Credit needs to go to Lucy’s mother in Barnsley, says Chris, who boxed the stock and parcelled it up for order: “Lucy’s mum was the warehouse – we’d never have got off the ground if it wasn’t for her. By the time we got back from India, we were selling 50-60 items a day.”

Ishmail has been a vital part of the story: “He kept finding new tailors, built a factory and then another factory. He employed a lot of people in this ridiculously poor village on the edge of the Rajasthan desert. He’s done incredibly well as well. The village is just flying – they’ve got a pharmacy, shops, running water, a local school. It’s been an amazing story,” says Chris.

How it’s going for the founders of Lucy & Yak

After its early success, the group has continued to grow. Chris says: “It feels like a lottery ticket. We’re growing like lightening. This is our slowest growth year (2022) and it’s still going to be 50%. We’re at 109 employees and we’re turning five in July.” The group has a new chairman - David Robinson, former chief executive of Speedo – who has helped build structure. It is also looking at private equity investment to help expansion, which should be in place later this year.

However, the past few years have not been without their challenges: “One of the biggest things we’ve had to learn is patience. We’re both very impatient people. We want to get stuff done now. In particular, we have needed so much patience with supply chains. We can order things and it takes nine months to arrive.

You’ve also got to trust your gut. If you’ve built something to any kind of size, you’ve probably got good instincts.
Lucy Greenwood And Chris Renwick

Respecting workers’ rights and sustainability is at the heart of the business. The group initially used deadstock fabrics, left over from the manufacturing process, but switched to organic after a year. The group’s dungarees are now made from 100% organic cotton, and coloured with low-impact dyes. It has since expanded its clothing line to include fleeces, t-shirts, skirts, dresses, sweatshirts, trousers, and boiler suits.

Chris considers it ‘strangely lucky’ that they hit the sustainability trend. The brand has impeccable sustainability credentials, having offset 1,082.2 tonnes of CO2 emissions, planted nearly 15,000 new trees and become one of only 4700 employers in the UK to pay the National Living Wage, as well as its important work in India.

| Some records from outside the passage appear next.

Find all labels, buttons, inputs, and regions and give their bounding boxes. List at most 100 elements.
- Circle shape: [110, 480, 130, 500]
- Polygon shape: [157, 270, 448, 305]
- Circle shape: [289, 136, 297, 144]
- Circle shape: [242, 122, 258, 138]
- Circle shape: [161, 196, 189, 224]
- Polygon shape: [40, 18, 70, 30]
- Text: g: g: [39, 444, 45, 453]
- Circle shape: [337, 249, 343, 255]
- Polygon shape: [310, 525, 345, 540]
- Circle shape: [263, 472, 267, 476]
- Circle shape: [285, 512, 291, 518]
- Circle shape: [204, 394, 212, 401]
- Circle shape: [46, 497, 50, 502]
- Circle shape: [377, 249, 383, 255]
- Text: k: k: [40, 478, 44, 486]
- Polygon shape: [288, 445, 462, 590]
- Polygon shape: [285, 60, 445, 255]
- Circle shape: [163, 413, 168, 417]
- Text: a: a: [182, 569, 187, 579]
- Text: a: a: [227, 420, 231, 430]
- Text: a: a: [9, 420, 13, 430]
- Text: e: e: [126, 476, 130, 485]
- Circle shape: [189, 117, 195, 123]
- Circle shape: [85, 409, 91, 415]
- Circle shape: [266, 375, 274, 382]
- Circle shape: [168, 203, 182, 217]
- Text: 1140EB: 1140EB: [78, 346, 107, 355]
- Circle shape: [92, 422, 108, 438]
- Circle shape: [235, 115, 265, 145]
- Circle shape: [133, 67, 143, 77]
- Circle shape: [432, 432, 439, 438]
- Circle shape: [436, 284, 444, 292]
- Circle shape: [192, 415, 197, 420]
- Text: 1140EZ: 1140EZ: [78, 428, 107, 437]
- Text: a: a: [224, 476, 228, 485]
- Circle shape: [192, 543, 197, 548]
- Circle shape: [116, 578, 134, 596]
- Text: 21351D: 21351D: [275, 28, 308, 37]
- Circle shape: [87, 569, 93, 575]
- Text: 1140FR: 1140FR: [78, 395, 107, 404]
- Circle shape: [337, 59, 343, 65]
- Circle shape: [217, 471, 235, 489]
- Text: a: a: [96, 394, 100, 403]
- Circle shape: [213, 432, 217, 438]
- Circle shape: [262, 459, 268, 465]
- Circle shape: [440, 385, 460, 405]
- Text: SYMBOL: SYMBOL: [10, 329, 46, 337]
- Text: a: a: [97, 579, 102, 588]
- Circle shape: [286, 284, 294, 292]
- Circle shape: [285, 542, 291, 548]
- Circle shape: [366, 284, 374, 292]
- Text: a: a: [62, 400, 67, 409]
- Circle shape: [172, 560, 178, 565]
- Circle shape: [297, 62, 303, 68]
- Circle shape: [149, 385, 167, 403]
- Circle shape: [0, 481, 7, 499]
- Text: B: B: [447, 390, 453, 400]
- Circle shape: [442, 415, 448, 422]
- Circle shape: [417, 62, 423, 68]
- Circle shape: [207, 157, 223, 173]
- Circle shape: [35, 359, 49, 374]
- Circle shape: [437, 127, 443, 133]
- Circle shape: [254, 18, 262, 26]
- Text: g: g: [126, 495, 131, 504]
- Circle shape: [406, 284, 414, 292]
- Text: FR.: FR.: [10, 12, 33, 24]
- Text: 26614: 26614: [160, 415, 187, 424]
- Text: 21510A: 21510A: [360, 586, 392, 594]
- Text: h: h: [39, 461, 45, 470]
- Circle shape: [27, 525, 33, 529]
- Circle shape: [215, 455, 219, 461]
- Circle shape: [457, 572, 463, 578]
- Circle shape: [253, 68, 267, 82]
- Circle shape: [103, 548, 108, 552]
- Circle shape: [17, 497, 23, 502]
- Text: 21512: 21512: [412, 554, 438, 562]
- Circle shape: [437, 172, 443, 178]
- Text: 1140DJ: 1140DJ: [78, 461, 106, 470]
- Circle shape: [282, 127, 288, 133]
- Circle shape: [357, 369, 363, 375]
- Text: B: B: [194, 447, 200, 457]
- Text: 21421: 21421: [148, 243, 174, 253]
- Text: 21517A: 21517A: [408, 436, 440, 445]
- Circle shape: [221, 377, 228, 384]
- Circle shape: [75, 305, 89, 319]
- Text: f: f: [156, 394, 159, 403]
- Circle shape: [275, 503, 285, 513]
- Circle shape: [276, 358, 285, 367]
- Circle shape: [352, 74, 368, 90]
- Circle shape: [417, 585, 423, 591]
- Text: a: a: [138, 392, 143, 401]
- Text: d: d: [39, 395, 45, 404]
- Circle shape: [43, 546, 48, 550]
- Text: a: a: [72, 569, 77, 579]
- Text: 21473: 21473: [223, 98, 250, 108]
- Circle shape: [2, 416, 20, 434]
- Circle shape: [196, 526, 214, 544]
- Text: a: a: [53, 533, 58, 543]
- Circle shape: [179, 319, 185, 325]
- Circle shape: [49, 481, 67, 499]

Chris says that their time travelling helped give them a ‘feel of the world and the environment’. He says: “There were times we were penniless. There was one time we were selling avocados by the road in New Zealand to get enough money for food. We taught out in Thailand, where the farmers were telling us that the rice harvests were getting harder every year. In New Zealand, the fisherman said fishing was getting harder and harder.

What next for Lucy & Yak

Chris continues to have big plans for expansion: “There’s so much more potential in the business. We’re growing in the USA. We’re building out the product categories. We’re going to open more shops. We’ve got one shop in Brighton and have just opened in Bristol. We’re now looking at Manchester as well and would like to get to four shops by the end of the year.”

However, none of this will come at the expense of the group’s sustainability credentials: “We love coming up with situations where everyone wins. There doesn’t have to be a winner and a loser. That seems so old hat. That’s what we try and do. That’s the foundation of the business. It’s sheer luck we were ahead of the curve on the sustainability element.”

We go with the flow a lot. The universe just opens doors. We’re not big believers in having goals. You can miss amazing opportunities.
Lucy Greenwood And Chris Renwick

We’re trying to professionalise, but we’re still maintaining that go with the flow attitude. As a team, we’re great. Lucy gets things done. Many people are fearful about putting stuff out there in case it gets criticised. Lucy doesn’t have a fear of failure, but she needs someone around her to give her structure. That’s my job and it’s why it works so well.”